In Cairns v Dundee City Council (2017), a Scottish court rejected a claim under the Occupiers’ Liability (Scotland) Act 1960 by a pedestrian who was injured when he slipped on black ice in a public car park. The incident occurred on a Saturday. DCC’s maintenance assistant worked on weekdays, but did not work on Saturday. He did not visit all of DCC’s car parks daily and he exercised experience and judgment as to whether gritting was necessary. The claimant argued that the absence of an ice detection and treatment regime was a breach of DCC’s duty. The Scottish court dismissed the claim. It ruled that the time at which the black ice formed was a matter of speculation and it could not be said whether it would have been gritted before the accident.
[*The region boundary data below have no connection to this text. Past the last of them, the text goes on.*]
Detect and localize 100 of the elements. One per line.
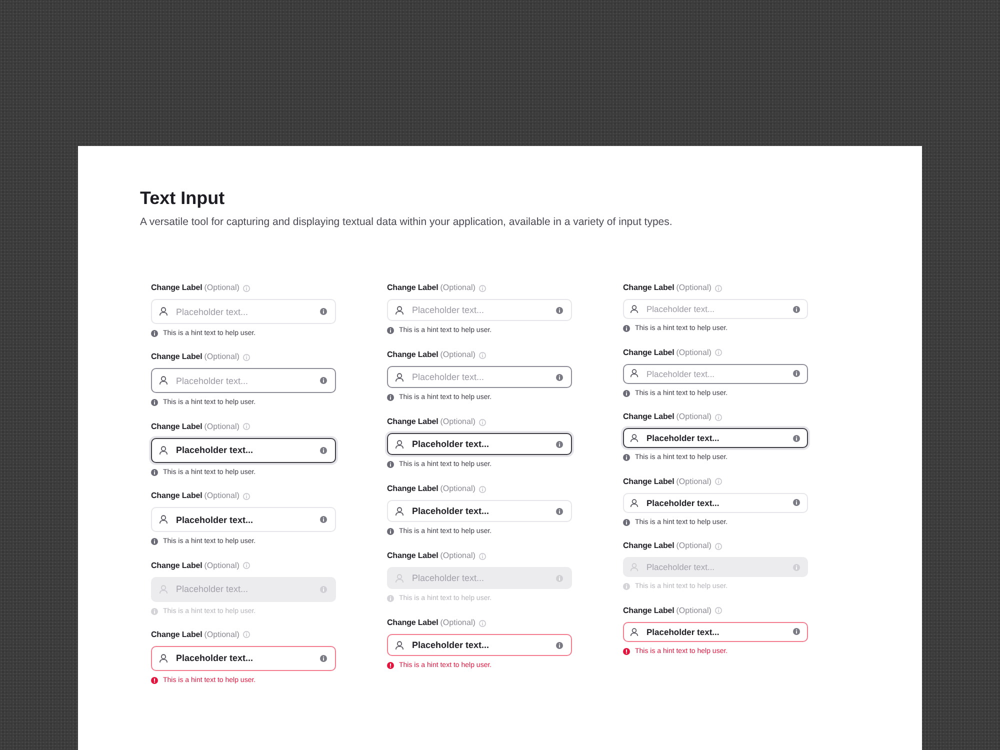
info-icon [387,595,394,602]
info-icon[interactable] [479,418,486,426]
field-label: Change Label [623,348,674,358]
field-label: Change Label [387,283,438,293]
user-icon [630,369,638,378]
optional-note: (Optional) [440,417,476,427]
info-icon[interactable] [479,486,486,492]
info-icon[interactable] [793,306,800,312]
info-icon[interactable] [320,308,327,315]
text-input[interactable]: Placeholder text... [623,492,808,513]
info-icon [387,528,394,535]
text-input[interactable]: Placeholder text... [151,438,336,463]
optional-note: (Optional) [676,476,712,487]
field-label: Change Label [623,476,674,487]
info-icon [151,538,158,546]
user-icon [630,304,638,314]
text-input[interactable]: Placeholder text... [387,366,572,388]
info-icon[interactable] [243,562,250,570]
text-input[interactable]: Placeholder text... [387,634,572,656]
info-icon [151,468,158,476]
text-input[interactable]: Placeholder text... [387,500,572,522]
user-icon [159,584,168,594]
text-input[interactable]: Placeholder text... [623,428,808,448]
info-icon [387,461,394,468]
info-icon[interactable] [479,620,486,626]
user-icon [159,307,168,316]
field-label: Change Label [387,484,438,494]
info-icon[interactable] [793,434,800,442]
info-icon [623,325,630,332]
user-icon [630,563,638,572]
info-icon[interactable] [479,284,486,292]
info-icon[interactable] [320,377,327,384]
field-label: Change Label [387,350,438,360]
info-icon[interactable] [793,499,800,506]
optional-note: (Optional) [676,283,712,293]
info-icon[interactable] [556,440,563,448]
info-icon[interactable] [320,446,327,454]
info-icon [623,583,630,590]
field-label: Change Label [151,630,202,640]
info-icon[interactable] [243,423,250,430]
info-icon[interactable] [556,306,563,314]
user-icon [630,628,638,636]
info-icon[interactable] [320,654,327,662]
user-icon [395,372,404,382]
info-icon [623,518,630,526]
info-icon[interactable] [320,516,327,524]
text-input[interactable]: Placeholder text... [151,507,336,532]
user-icon [630,434,638,442]
info-icon[interactable] [243,354,250,361]
user-icon [395,506,404,516]
info-icon [387,394,394,401]
optional-note: (Optional) [676,606,712,616]
info-icon[interactable] [715,478,722,486]
field-label: Change Label [151,283,202,293]
optional-note: (Optional) [676,541,712,552]
info-icon [151,330,158,337]
optional-note: (Optional) [204,283,240,293]
user-icon [395,640,404,650]
info-icon [623,454,630,462]
text-input[interactable]: Placeholder text... [623,364,808,384]
info-icon[interactable] [479,352,486,358]
field-label: Change Label [387,551,438,561]
text-input[interactable]: Placeholder text... [151,368,336,394]
user-icon [159,654,168,663]
info-icon [151,399,158,406]
alert-icon [151,676,158,684]
text-input[interactable]: Placeholder text... [623,622,808,642]
user-icon [159,376,168,386]
field-label: Change Label [623,606,674,616]
alert-icon [387,662,394,669]
optional-note: (Optional) [204,630,240,640]
info-icon[interactable] [793,628,800,636]
info-icon[interactable] [243,631,250,638]
user-icon [159,446,168,455]
info-icon[interactable] [715,349,722,356]
optional-note: (Optional) [440,283,476,293]
info-icon[interactable] [556,642,563,648]
info-icon[interactable] [715,542,722,550]
text-input[interactable]: Placeholder text... [151,646,336,671]
info-icon[interactable] [715,284,722,292]
user-icon [395,306,404,314]
optional-note: (Optional) [204,491,240,502]
page-description: A versatile tool for capturing and displaying textual data within your application, available in a variety of input types. [140,215,672,229]
info-icon[interactable] [715,607,722,614]
info-icon[interactable] [556,374,563,380]
info-icon [623,390,630,397]
info-icon[interactable] [793,370,800,378]
info-icon[interactable] [556,508,563,514]
text-input[interactable]: Placeholder text... [387,433,572,455]
info-icon [387,327,394,334]
optional-note: (Optional) [676,412,712,422]
alert-icon [623,648,630,655]
user-icon [395,440,404,448]
user-icon [630,498,638,508]
info-icon[interactable] [243,492,250,500]
info-icon[interactable] [715,414,722,421]
info-icon[interactable] [243,284,250,292]
info-icon[interactable] [479,552,486,560]
info-icon [151,608,158,615]
field-label: Change Label [387,618,438,628]
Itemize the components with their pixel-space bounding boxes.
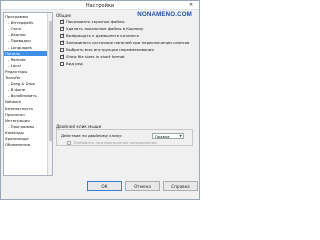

The duty of care did not extend to erecting a warning sign.
In the recent case of McKevitt v National Trust for Scotland (2018), M was injured when she fell over a stone in the garden grounds of a National Trust for Scotland site. The stone was to the side of a path, parts of which were covered in lichen and moss. M was looking at a map when she fell. She argued that the stone was a danger for the purposes of the Occupiers’ Liability (Scotland) Act 1960. It was unusual and partly concealed. NTS knew about the state of the path and had failed to deal with the stone. She claimed compensation for her injuries. The claim was dismissed. The Scottish court ruled that the stone was not an obvious danger and NTS was not obliged to take precautions. M had not proved that NTS’ duty of reasonable care required it to do more than it had done. The risk of harm was not foreseeable. The standard of reasonable care did not require that steps be taken to guard against something which was a remote possibility.